There’s a very good commentary with Billy Ray and Eric O’Neill. Ray is a good speaker who provides lots of relevant information, but he does have a tendency to cut O’Neill off when he’s about to tell what sounds like an interesting anecdote. On several occasions, O’Neill is about to talk about Hanssen’s religious beliefs, which I would have liked to hear more about. I assume it’s just a coincidence that he never gets to share this. I guess O’Neill is used to being cut off anyway, since he does manage to reveal that Hanssen actually did walk at an angle to drive him and others into walls in the FBI hallway! (I had wondered if this was a touch Cooper added to the character himself.)

O’Neill’s presence on the track is a welcome one, because he fills us in on what’s true and what isn’t. He confirms some of Hanssen’s traits that seem like they could have been made up by screenwriters, like the walking, the constant, bitter complaining about not getting a window office, the hatred of Hillary Clinton and lust for Catherine Zeta Jones, the annoying clicking of his pen, and ordering O’Neill to steal a painting for his office! He sets the record straight on one big issue, though: in real life, O’Neill knew from the start that he was investigating a spy. Ray explains that it was important that he be lied to in the movie by the Laura Linney chracter (who first tells him he’s investigating Hanssen for sexual deviancy) because the whole theme of the film is deception.

Finally, there is a whole slew of deleted and alternate scenes, each with commentary explaining why they were cut or changed.

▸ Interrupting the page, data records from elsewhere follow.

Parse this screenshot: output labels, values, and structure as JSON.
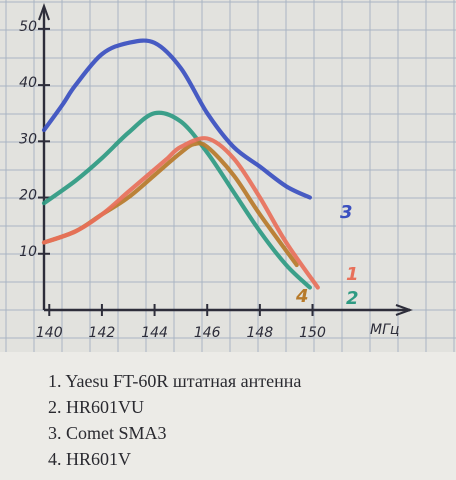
{
  "chart_data": {
    "type": "line",
    "title": "",
    "xlabel": "МГц",
    "ylabel": "",
    "xlim": [
      139.8,
      151.5
    ],
    "ylim": [
      0,
      53
    ],
    "x_ticks": [
      140,
      142,
      144,
      146,
      148,
      150
    ],
    "y_ticks": [
      10,
      20,
      30,
      40,
      50
    ],
    "grid": true,
    "series": [
      {
        "name": "1",
        "label": "1",
        "color": "#e8705a",
        "x": [
          139.8,
          141,
          142,
          143,
          144,
          144.5,
          145,
          146,
          147,
          148,
          149,
          150.2
        ],
        "y": [
          12,
          14,
          17,
          21,
          25,
          27,
          29,
          30.5,
          27,
          20,
          12,
          4
        ]
      },
      {
        "name": "2",
        "label": "2",
        "color": "#2e9a82",
        "x": [
          139.8,
          141,
          142,
          143,
          144,
          145,
          146,
          147,
          148,
          149,
          149.9
        ],
        "y": [
          19,
          23,
          27,
          31.5,
          35,
          33.5,
          28,
          21,
          14,
          8,
          4
        ]
      },
      {
        "name": "3",
        "label": "3",
        "color": "#3a4fc0",
        "x": [
          139.8,
          140.5,
          141,
          142,
          143,
          144,
          145,
          146,
          147,
          148,
          149,
          149.9
        ],
        "y": [
          32,
          36.5,
          40,
          45.5,
          47.5,
          47.5,
          43,
          35,
          29,
          25.5,
          22,
          20
        ]
      },
      {
        "name": "4",
        "label": "4",
        "color": "#b77a2a",
        "x": [
          139.8,
          141,
          142,
          143,
          144,
          145,
          145.5,
          146,
          147,
          148,
          149.4
        ],
        "y": [
          12,
          14,
          17,
          20,
          24,
          28,
          29.5,
          29,
          24,
          17,
          8
        ]
      }
    ]
  },
  "legend_entries": [
    "1. Yaesu FT-60R штатная антенна",
    "2. HR601VU",
    "3. Comet SMA3",
    "4. HR601V"
  ]
}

A lot of these are very good scenes, some of which would have added to the film, but overall their reasons for cutting are sound. The best one has Hanssen calling O’Neill while O’Neill is searching his office and berating him for not answering the phone correctly. It generates suspense and comedy (of the boss-from-Hell variety), but Ray felt it was hitting redundant beats. Some of the cut material involving Cooper and Cole would have emphasized that Hanssen was actually good at his job, even if he was condescending and, um, a traitor. One scene goes into more detail about Hanssen’s membership in Opus Dei, and several focus on O’Neill’s wife, Julianna. It’s too bad these were cut because Caroline Dhavernas is wonderful and could have used more screentime. Dhavernas also features prominently in the longest alternate scene, which was completely rewritten in the course of filming and re-shot during pick-ups months later. Usually I find alternate takes a waste of time, but this particular one is a very interesting inclusion as Ray explains why he changed it, and the (sometimes subtle) changes bear him out.

Breach is a terrific spy movie that will undoubtedly come to be regarded as a classic of the genre, and Universal’s special edition DVD does it justice. Highly recommended.